Date of Award

6-30-2016

Document Type

Open Access Dissertation

Department

Anthropology

First Advisor

Jennifer F Reynolds

Abstract

This study explores the affective dimensions and intersecting politics of service operations for North Koreans, focusing on semi-government institutions, Hana Centers in two different regions of South Korea. It probes into how bureaucratic service institutions for North Koreans operate on the ground using affect-laden languages and practices in creating a specific type of clientele subjectivity. This study also points out how the state bureaucracies identifying themselves as “practical” and “neutral” agencies reveal contradictory and fragmented governing which is antithetical to how the state institutions are imagined. There are underlying politics working in the realm of a so-called neutral service agency, such as Cold War memories, imagined homogeneity regarding ethnicity, and neoliberal changes in the welfare area and beyond.
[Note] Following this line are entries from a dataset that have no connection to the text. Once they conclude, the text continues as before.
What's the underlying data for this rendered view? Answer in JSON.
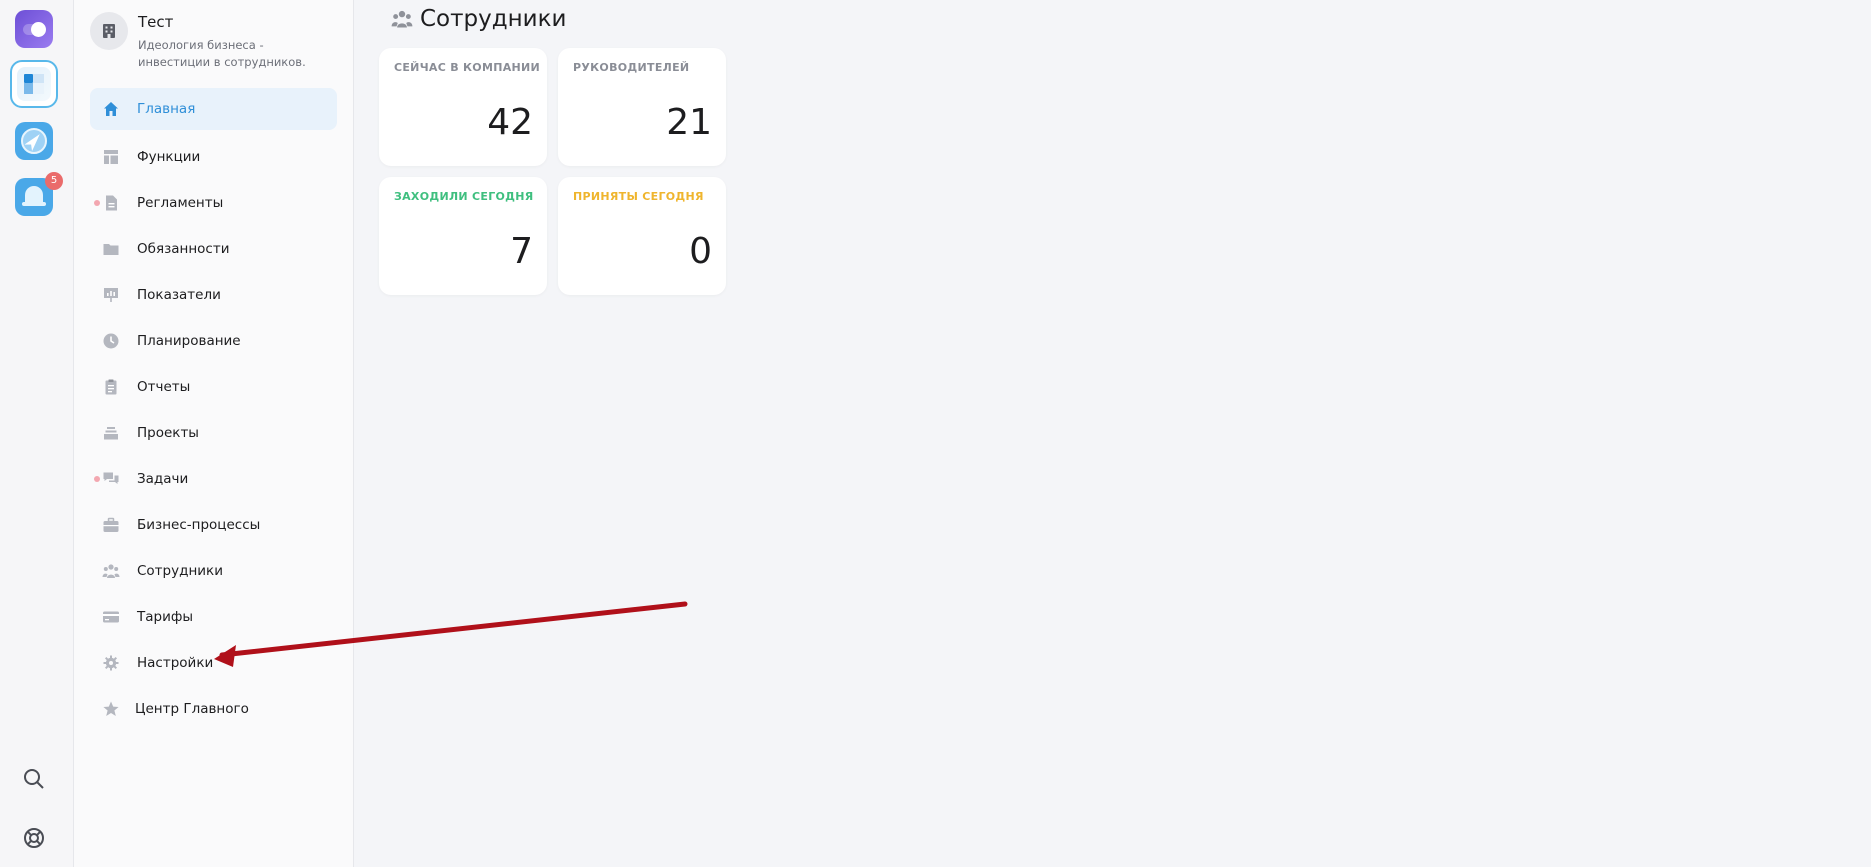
{
  "rail": {
    "notification_count": "5",
    "icons": [
      "toggle-icon",
      "workspace-icon",
      "compass-icon",
      "bell-icon",
      "search-icon",
      "help-icon"
    ]
  },
  "sidebar": {
    "org": {
      "name": "Тест",
      "description": "Идеология бизнеса - инвестиции в сотрудников."
    },
    "items": [
      {
        "label": "Главная",
        "icon": "home-icon",
        "active": true,
        "dot": false
      },
      {
        "label": "Функции",
        "icon": "layout-icon",
        "active": false,
        "dot": false
      },
      {
        "label": "Регламенты",
        "icon": "document-icon",
        "active": false,
        "dot": true
      },
      {
        "label": "Обязанности",
        "icon": "folder-icon",
        "active": false,
        "dot": false
      },
      {
        "label": "Показатели",
        "icon": "presentation-icon",
        "active": false,
        "dot": false
      },
      {
        "label": "Планирование",
        "icon": "clock-icon",
        "active": false,
        "dot": false
      },
      {
        "label": "Отчеты",
        "icon": "clipboard-icon",
        "active": false,
        "dot": false
      },
      {
        "label": "Проекты",
        "icon": "stack-icon",
        "active": false,
        "dot": false
      },
      {
        "label": "Задачи",
        "icon": "chat-icon",
        "active": false,
        "dot": true
      },
      {
        "label": "Бизнес-процессы",
        "icon": "briefcase-icon",
        "active": false,
        "dot": false
      },
      {
        "label": "Сотрудники",
        "icon": "users-icon",
        "active": false,
        "dot": false
      },
      {
        "label": "Тарифы",
        "icon": "card-icon",
        "active": false,
        "dot": false
      },
      {
        "label": "Настройки",
        "icon": "gear-icon",
        "active": false,
        "dot": false
      },
      {
        "label": "Центр Главного",
        "icon": "star-icon",
        "active": false,
        "dot": false
      }
    ]
  },
  "main": {
    "title": "Сотрудники",
    "cards": [
      {
        "title": "СЕЙЧАС В КОМПАНИИ",
        "value": "42",
        "color": "#8a8d96"
      },
      {
        "title": "РУКОВОДИТЕЛЕЙ",
        "value": "21",
        "color": "#8a8d96"
      },
      {
        "title": "ЗАХОДИЛИ СЕГОДНЯ",
        "value": "7",
        "color": "#3fbf7f"
      },
      {
        "title": "ПРИНЯТЫ СЕГОДНЯ",
        "value": "0",
        "color": "#efb52d"
      }
    ]
  },
  "colors": {
    "accent": "#2f8fd8",
    "arrow": "#b0101a"
  }
}
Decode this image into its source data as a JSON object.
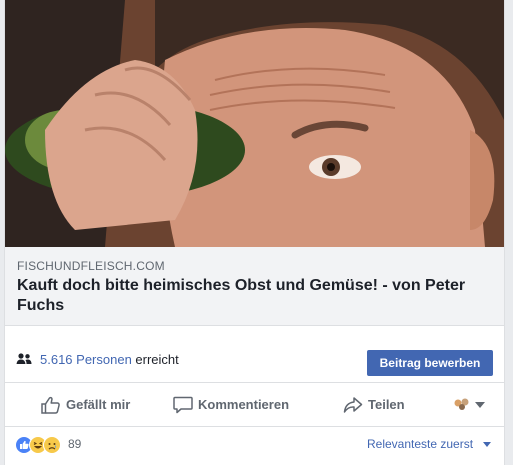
{
  "link_preview": {
    "domain": "FISCHUNDFLEISCH.COM",
    "title": "Kauft doch bitte heimisches Obst und Gemüse! - von Peter Fuchs"
  },
  "reach": {
    "count": "5.616 Personen",
    "suffix": "erreicht",
    "promote_label": "Beitrag bewerben"
  },
  "actions": {
    "like_label": "Gefällt mir",
    "comment_label": "Kommentieren",
    "share_label": "Teilen"
  },
  "reactions": {
    "count": "89",
    "sort_label": "Relevanteste zuerst"
  },
  "colors": {
    "accent": "#4267b2",
    "text": "#1d2129",
    "muted": "#606770"
  },
  "icons": [
    "people-icon",
    "thumbs-up-icon",
    "comment-icon",
    "share-arrow-icon",
    "audience-avatars-icon",
    "chevron-down-icon",
    "like-reaction-icon",
    "haha-reaction-icon",
    "sad-reaction-icon"
  ]
}
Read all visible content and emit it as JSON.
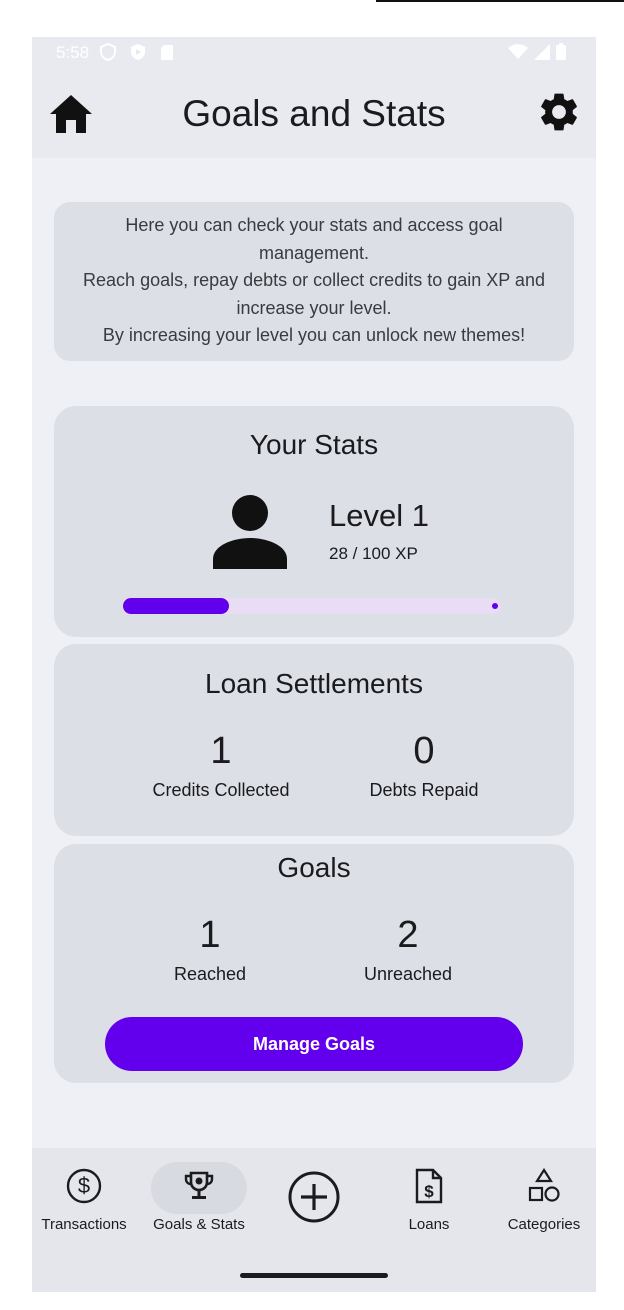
{
  "status_bar": {
    "time": "5:58",
    "icons": [
      "shield-outline-icon",
      "shield-play-icon",
      "sd-card-icon",
      "wifi-icon",
      "signal-icon",
      "battery-icon"
    ]
  },
  "header": {
    "title": "Goals and Stats",
    "home_icon": "home-icon",
    "settings_icon": "settings-gear-icon"
  },
  "info": {
    "lines": [
      "Here you can check your stats and access goal management.",
      "Reach goals, repay debts or collect credits to gain XP and increase your level.",
      "By increasing your level you can unlock new themes!"
    ]
  },
  "stats": {
    "title": "Your Stats",
    "level": "Level 1",
    "xp": "28 / 100 XP",
    "xp_progress": 0.28,
    "avatar_icon": "person-icon"
  },
  "loans": {
    "title": "Loan Settlements",
    "credits_value": "1",
    "credits_label": "Credits Collected",
    "debts_value": "0",
    "debts_label": "Debts Repaid"
  },
  "goals": {
    "title": "Goals",
    "reached_value": "1",
    "reached_label": "Reached",
    "unreached_value": "2",
    "unreached_label": "Unreached",
    "manage_button": "Manage Goals"
  },
  "bottom_nav": {
    "items": [
      {
        "label": "Transactions",
        "icon": "dollar-circle-icon"
      },
      {
        "label": "Goals & Stats",
        "icon": "trophy-icon",
        "active": true
      },
      {
        "label": "",
        "icon": "add-circle-icon"
      },
      {
        "label": "Loans",
        "icon": "invoice-dollar-icon"
      },
      {
        "label": "Categories",
        "icon": "shapes-icon"
      }
    ]
  },
  "colors": {
    "accent": "#6200ee",
    "progress_track": "#e8ddf5",
    "card": "#dcdfe5",
    "background": "#eef0f5"
  }
}
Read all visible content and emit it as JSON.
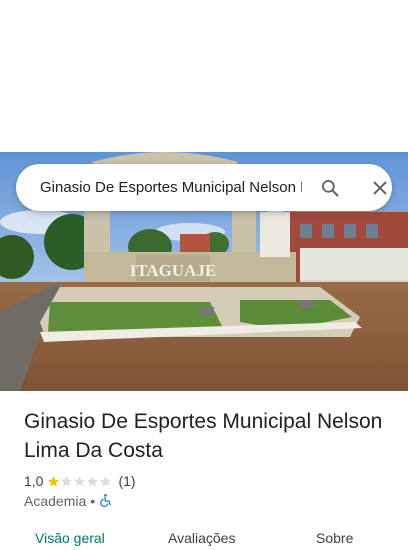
{
  "search": {
    "query": "Ginasio De Esportes Municipal Nelson Lima Da Costa"
  },
  "photo": {
    "sign_text": "ITAGUAJE",
    "description_icon": "place-photo"
  },
  "place": {
    "title": "Ginasio De Esportes Municipal Nelson Lima Da Costa",
    "rating": "1,0",
    "rating_value": 1,
    "rating_max": 5,
    "review_count": "(1)",
    "category": "Academia",
    "separator": "•",
    "accessibility_icon": "wheelchair-icon"
  },
  "tabs": [
    {
      "label": "Visão geral",
      "active": true
    },
    {
      "label": "Avaliações",
      "active": false
    },
    {
      "label": "Sobre",
      "active": false
    }
  ],
  "colors": {
    "star_filled": "#fbbc04",
    "star_empty": "#dadce0",
    "accent": "#00796b",
    "accessibility": "#1a73e8"
  }
}
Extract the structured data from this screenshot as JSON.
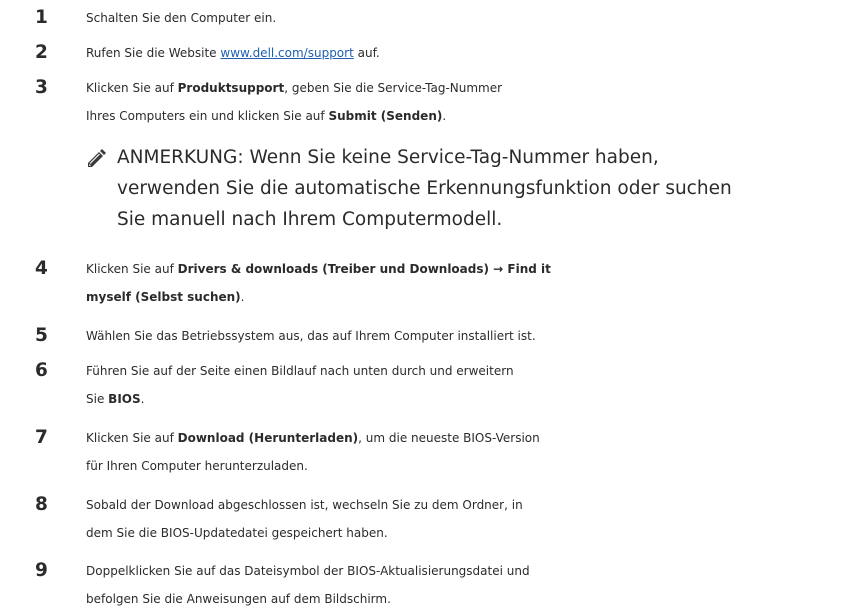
{
  "steps": [
    {
      "number": "1",
      "parts": [
        "Schalten Sie den Computer ein."
      ]
    },
    {
      "number": "2",
      "text_before": "Rufen Sie die Website",
      "link": "www.dell.com/support",
      "text_after": "auf."
    },
    {
      "number": "3",
      "l1_a": "Klicken Sie auf",
      "l1_b": "Produktsupport",
      "l1_c": ", geben Sie die Service-Tag-Nummer",
      "l2_a": "Ihres Computers ein und klicken Sie auf",
      "l2_b": "Submit (Senden)",
      "l2_c": "."
    },
    {
      "number": "4",
      "l1_a": "Klicken Sie auf",
      "l1_b": "Drivers & downloads (Treiber und Downloads) → Find it",
      "l2_b": "myself (Selbst suchen)",
      "l2_c": "."
    },
    {
      "number": "5",
      "text": "Wählen Sie das Betriebssystem aus, das auf Ihrem Computer installiert ist."
    },
    {
      "number": "6",
      "l1": "Führen Sie auf der Seite einen Bildlauf nach unten durch und erweitern",
      "l2_a": "Sie",
      "l2_b": "BIOS",
      "l2_c": "."
    },
    {
      "number": "7",
      "l1_a": "Klicken Sie auf",
      "l1_b": "Download (Herunterladen)",
      "l1_c": ", um die neueste BIOS-Version",
      "l2": "für Ihren Computer herunterzuladen."
    },
    {
      "number": "8",
      "l1": "Sobald der Download abgeschlossen ist, wechseln Sie zu dem Ordner, in",
      "l2": "dem Sie die BIOS-Updatedatei gespeichert haben."
    },
    {
      "number": "9",
      "l1": "Doppelklicken Sie auf das Dateisymbol der BIOS-Aktualisierungsdatei und",
      "l2": "befolgen Sie die Anweisungen auf dem Bildschirm."
    }
  ],
  "note": {
    "icon": "pencil-note-icon",
    "label": "ANMERKUNG:",
    "l1": "Wenn Sie keine Service-Tag-Nummer haben,",
    "l2": "verwenden Sie die automatische Erkennungsfunktion oder suchen",
    "l3": "Sie manuell nach Ihrem Computermodell."
  }
}
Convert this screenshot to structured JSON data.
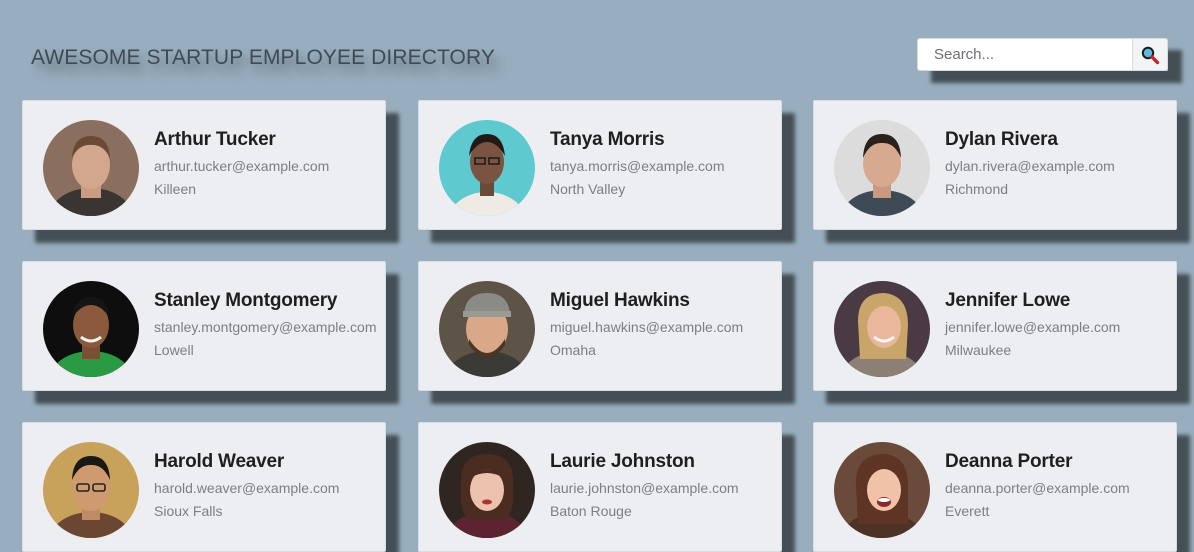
{
  "header": {
    "title": "AWESOME STARTUP EMPLOYEE DIRECTORY"
  },
  "search": {
    "placeholder": "Search...",
    "button_icon": "magnifier-icon"
  },
  "employees": [
    {
      "name": "Arthur Tucker",
      "email": "arthur.tucker@example.com",
      "city": "Killeen"
    },
    {
      "name": "Tanya Morris",
      "email": "tanya.morris@example.com",
      "city": "North Valley"
    },
    {
      "name": "Dylan Rivera",
      "email": "dylan.rivera@example.com",
      "city": "Richmond"
    },
    {
      "name": "Stanley Montgomery",
      "email": "stanley.montgomery@example.com",
      "city": "Lowell"
    },
    {
      "name": "Miguel Hawkins",
      "email": "miguel.hawkins@example.com",
      "city": "Omaha"
    },
    {
      "name": "Jennifer Lowe",
      "email": "jennifer.lowe@example.com",
      "city": "Milwaukee"
    },
    {
      "name": "Harold Weaver",
      "email": "harold.weaver@example.com",
      "city": "Sioux Falls"
    },
    {
      "name": "Laurie Johnston",
      "email": "laurie.johnston@example.com",
      "city": "Baton Rouge"
    },
    {
      "name": "Deanna Porter",
      "email": "deanna.porter@example.com",
      "city": "Everett"
    }
  ]
}
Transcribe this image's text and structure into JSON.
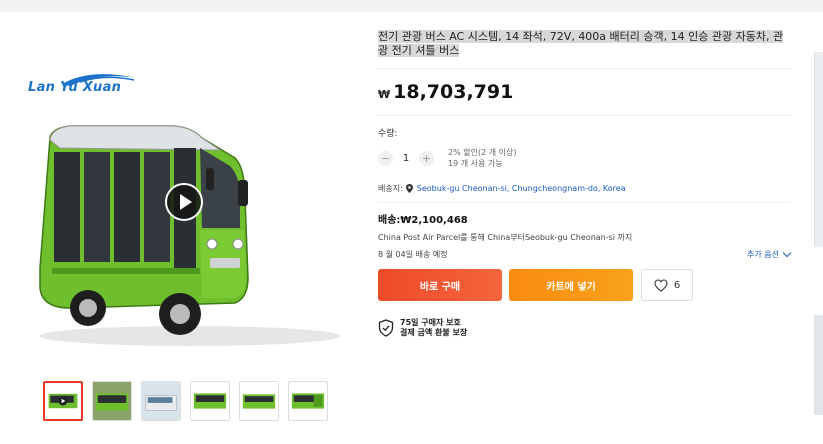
{
  "product": {
    "title": "전기 관광 버스 AC 시스템, 14 좌석, 72V, 400a 배터리 승객, 14 인승 관광 자동차, 관광 전기 셔틀 버스",
    "currency_symbol": "₩",
    "price": "18,703,791"
  },
  "gallery": {
    "logo_text": "Lan Yu Xuan",
    "thumbnail_count": 6
  },
  "quantity": {
    "label": "수량:",
    "minus": "−",
    "value": "1",
    "plus": "+",
    "discount_line1": "2% 할인(2 개 이상)",
    "discount_line2": "19 개 사용 가능"
  },
  "shipping": {
    "ship_to_label": "배송지:",
    "ship_to_location": "Seobuk-gu Cheonan-si, Chungcheongnam-do, Korea",
    "fee": "배송:₩2,100,468",
    "method": "China Post Air Parcel를 통해 China부터Seobuk-gu Cheonan-si 까지",
    "delivery_date": "8 월 04일 배송 예정",
    "more_options": "추가 옵션"
  },
  "actions": {
    "buy_now": "바로 구매",
    "add_to_cart": "카트에 넣기",
    "wishlist_count": "6"
  },
  "protection": {
    "line1": "75일 구매자 보호",
    "line2": "결제 금액 환불 보장"
  },
  "colors": {
    "buy_button": "#ee4a2a",
    "cart_button": "#fa8b12",
    "link": "#1a5bbd",
    "bus_green": "#6fbe2e"
  }
}
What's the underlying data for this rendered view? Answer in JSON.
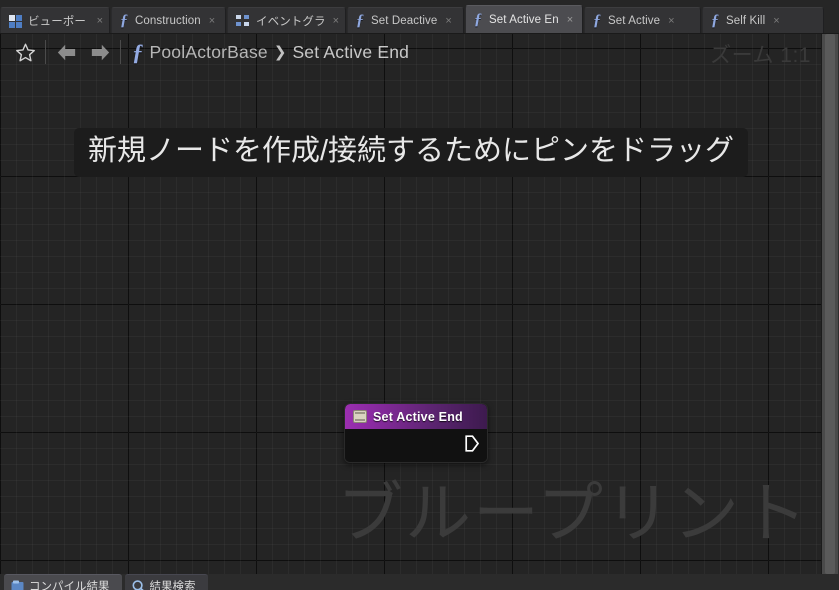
{
  "tabbar": {
    "tabs": [
      {
        "label": "ビューポート",
        "icon": "viewport-grid-icon",
        "active": false,
        "close": "×"
      },
      {
        "label": "Construction",
        "icon": "function-fx-icon",
        "active": false,
        "close": "×"
      },
      {
        "label": "イベントグラフ",
        "icon": "event-graph-icon",
        "active": false,
        "close": "×"
      },
      {
        "label": "Set Deactive",
        "icon": "function-fx-icon",
        "active": false,
        "close": "×"
      },
      {
        "label": "Set Active En",
        "icon": "function-fx-icon",
        "active": true,
        "close": "×"
      },
      {
        "label": "Set Active",
        "icon": "function-fx-icon",
        "active": false,
        "close": "×"
      },
      {
        "label": "Self Kill",
        "icon": "function-fx-icon",
        "active": false,
        "close": "×"
      }
    ]
  },
  "breadcrumb": {
    "favorite_icon": "star-icon",
    "back_icon": "arrow-left-icon",
    "forward_icon": "arrow-right-icon",
    "graph_icon": "function-fx-icon",
    "root": "PoolActorBase",
    "separator": "❯",
    "leaf": "Set Active End"
  },
  "canvas": {
    "zoom_label": "ズーム 1:1",
    "instruction": "新規ノードを作成/接続するためにピンをドラッグ",
    "watermark": "ブループリント",
    "grid_color": "#242424",
    "accent_color": "#9b2fb0"
  },
  "node": {
    "title": "Set Active End",
    "icon": "function-node-icon",
    "exec_pin": "exec-output-pin",
    "header_color_start": "#9b2fb0",
    "header_color_end": "#3d1a4e",
    "body_color": "#111111"
  },
  "bottom_panel": {
    "tabs": [
      {
        "label": "コンパイル結果",
        "icon": "compiler-results-icon",
        "active": true
      },
      {
        "label": "結果検索",
        "icon": "find-results-icon",
        "active": false
      }
    ]
  }
}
Even though these are hidden on public and formal policy and statements, they inevitably emerge in unexpected contexts in forms of mistrust, conflicts and anxiety among the service providers and the recipients. Through ethnographic research, this study highlights flexible, performative and emotional aspects of the relationships between the service providers and the service recipients by attending to affective dimensions. It finds that desirable figures of North Korean clientship are represented differently, depending on distinctive characteristics of the locations as well as different modes of governing.